Segundo os autos, no dia 25 de janeiro de 2012, pelo menos 274 pessoas que comeram lanches do Pampa Burger foram contaminadas por bactérias e tiveram intoxicação alimentar. Dois dias depois, a Vigilância Sanitária interditou o estabelecimento, localizado na Avenida Venâncio Aires, bairro Cidade Baixa, que obteve a liberação para reabrir no dia 7 do mês seguinte. Após esse fato, um dos empresários da lanchonete à época deixou a sociedade.
Segundo a prefeitura, o Laboratório Central de Saúde Pública (Lacen) detectou duas bactérias nos alimentos: escherichia coli e salmonella. O relator do processo, desembargador Newton Brasil de Leão, observou que a contaminação poderia ter sido evitada com o "uso de boas práticas de higiene na cozinha".
"Pois foi com esse descaso todo, envolvendo uma série de omissões graves e práticas desaconselháveis que os três acusados administravam uma empresa que, conforme o próprio réu, chegou a vender nada menos de 5 mil lanches em três dias", prosseguiu o magistrado.
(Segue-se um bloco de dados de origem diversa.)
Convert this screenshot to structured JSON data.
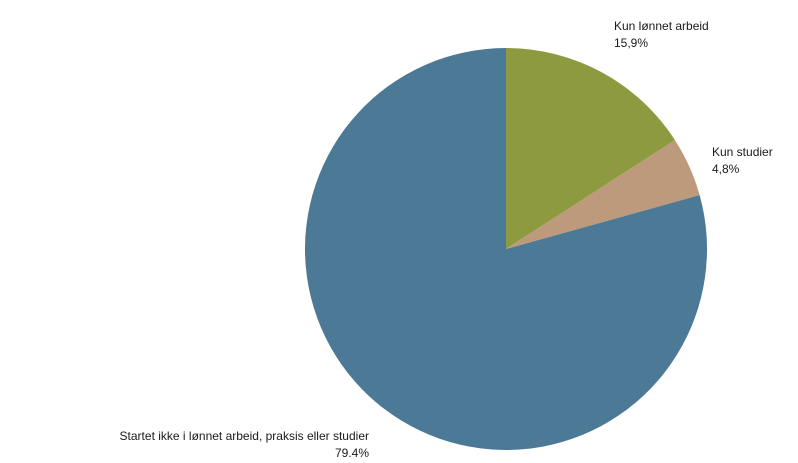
{
  "chart_data": {
    "type": "pie",
    "start_angle_deg": 0,
    "direction": "clockwise",
    "slices": [
      {
        "label": "Kun lønnet arbeid",
        "value_text": "15,9%",
        "value": 15.9,
        "color": "#8d9a3f"
      },
      {
        "label": "Kun studier",
        "value_text": "4,8%",
        "value": 4.8,
        "color": "#bd9a7b"
      },
      {
        "label": "Startet ikke i lønnet arbeid, praksis eller studier",
        "value_text": "79.4%",
        "value": 79.4,
        "color": "#4b7996"
      }
    ]
  }
}
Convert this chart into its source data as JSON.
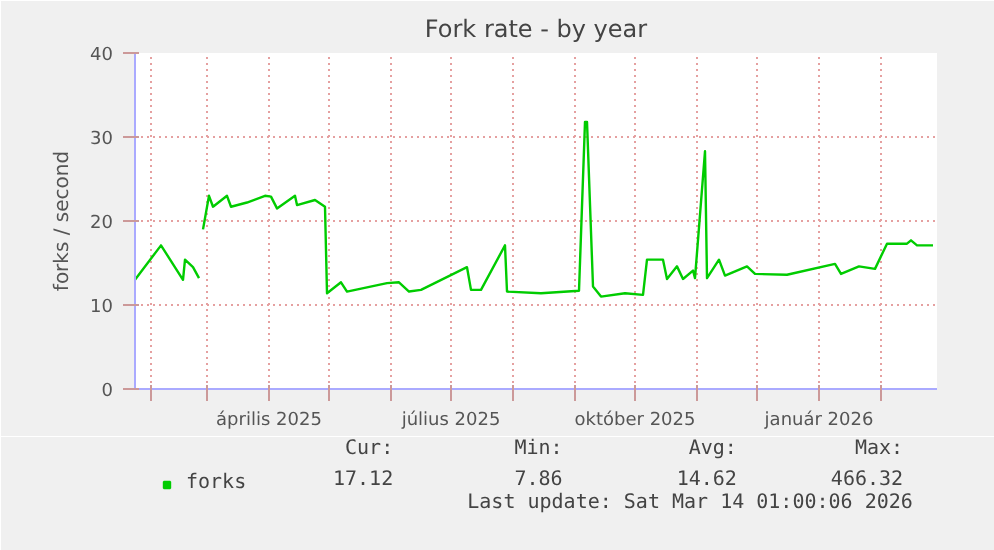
{
  "chart_data": {
    "type": "line",
    "title": "Fork rate - by year",
    "ylabel": "forks / second",
    "x": [
      "2025-01-24",
      "2025-02-06",
      "2025-02-17",
      "2025-02-18",
      "2025-02-22",
      "2025-02-25",
      "2025-02-26",
      "2025-02-27",
      "2025-03-02",
      "2025-03-04",
      "2025-03-11",
      "2025-03-13",
      "2025-03-21",
      "2025-03-30",
      "2025-04-02",
      "2025-04-05",
      "2025-04-14",
      "2025-04-15",
      "2025-04-24",
      "2025-04-29",
      "2025-04-30",
      "2025-05-07",
      "2025-05-10",
      "2025-05-30",
      "2025-06-05",
      "2025-06-10",
      "2025-06-16",
      "2025-07-09",
      "2025-07-11",
      "2025-07-16",
      "2025-07-28",
      "2025-07-29",
      "2025-08-15",
      "2025-09-03",
      "2025-09-06",
      "2025-09-07",
      "2025-09-10",
      "2025-09-14",
      "2025-09-26",
      "2025-10-05",
      "2025-10-07",
      "2025-10-15",
      "2025-10-17",
      "2025-10-22",
      "2025-10-25",
      "2025-10-30",
      "2025-10-31",
      "2025-11-05",
      "2025-11-06",
      "2025-11-12",
      "2025-11-15",
      "2025-11-26",
      "2025-11-30",
      "2025-12-16",
      "2026-01-09",
      "2026-01-12",
      "2026-01-21",
      "2026-01-29",
      "2026-02-04",
      "2026-02-14",
      "2026-02-16",
      "2026-02-19",
      "2026-02-27"
    ],
    "series": [
      {
        "name": "forks",
        "color": "#00cc00",
        "values": [
          13.0,
          17.1,
          13.0,
          15.4,
          14.5,
          13.2,
          null,
          19.0,
          23.0,
          21.7,
          23.0,
          21.7,
          22.2,
          23.0,
          22.9,
          21.5,
          23.0,
          21.9,
          22.5,
          21.7,
          11.4,
          12.7,
          11.6,
          12.6,
          12.7,
          11.6,
          11.8,
          14.5,
          11.8,
          11.8,
          17.1,
          11.6,
          11.4,
          11.7,
          31.8,
          31.8,
          12.2,
          11.0,
          11.4,
          11.2,
          15.4,
          15.4,
          13.1,
          14.6,
          13.1,
          14.1,
          13.2,
          28.3,
          13.2,
          15.4,
          13.5,
          14.6,
          13.7,
          13.6,
          14.9,
          13.7,
          14.6,
          14.3,
          17.3,
          17.3,
          17.7,
          17.1,
          17.1
        ]
      }
    ],
    "xlim": [
      "2025-01-24",
      "2026-03-01"
    ],
    "xticks": [
      {
        "value": "2025-02-01",
        "label": null
      },
      {
        "value": "2025-03-01",
        "label": null
      },
      {
        "value": "2025-04-01",
        "label": "április 2025"
      },
      {
        "value": "2025-05-01",
        "label": null
      },
      {
        "value": "2025-06-01",
        "label": null
      },
      {
        "value": "2025-07-01",
        "label": "július 2025"
      },
      {
        "value": "2025-08-01",
        "label": null
      },
      {
        "value": "2025-09-01",
        "label": null
      },
      {
        "value": "2025-10-01",
        "label": "október 2025"
      },
      {
        "value": "2025-11-01",
        "label": null
      },
      {
        "value": "2025-12-01",
        "label": null
      },
      {
        "value": "2026-01-01",
        "label": "január 2026"
      },
      {
        "value": "2026-02-01",
        "label": null
      }
    ],
    "ylim": [
      0,
      40
    ],
    "yticks": [
      0,
      10,
      20,
      30,
      40
    ],
    "grid": true,
    "legend": "bottom left",
    "marker": "none",
    "line_style": "solid",
    "annotations": [
      "Cur:",
      "Min:",
      "Avg:",
      "Max:",
      "17.12",
      "7.86",
      "14.62",
      "466.32",
      "Last update: Sat Mar 14 01:00:06 2026"
    ]
  }
}
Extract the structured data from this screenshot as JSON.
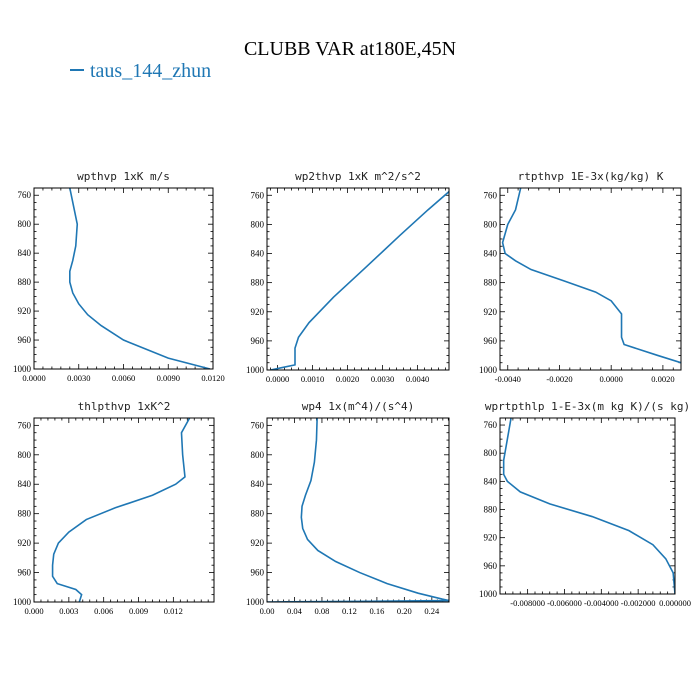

Conforme o advogado Faviano Mortari, que representa a lanchonete, o caso deve ser tratado na esfera cível, conforme entendimento da Justiça em primeiro grau, e não na esfera penal. “Noventa e nove por cento das vítimas foram indenizadas, ainda existem processos cíveis tramitando, mas não chegam a cinco”, afirmou o defensor, ao citar que as pessoas foram indenizadas pelo episódio.
“Foi assim que o primeiro grau entendeu, que a matéria não está para o direito penal, mas vamos continuar recorrendo, assim que tomarmos conhecimento do termos da decisão, para que se mantenha o entendimento de primeiro grau”, detalhou.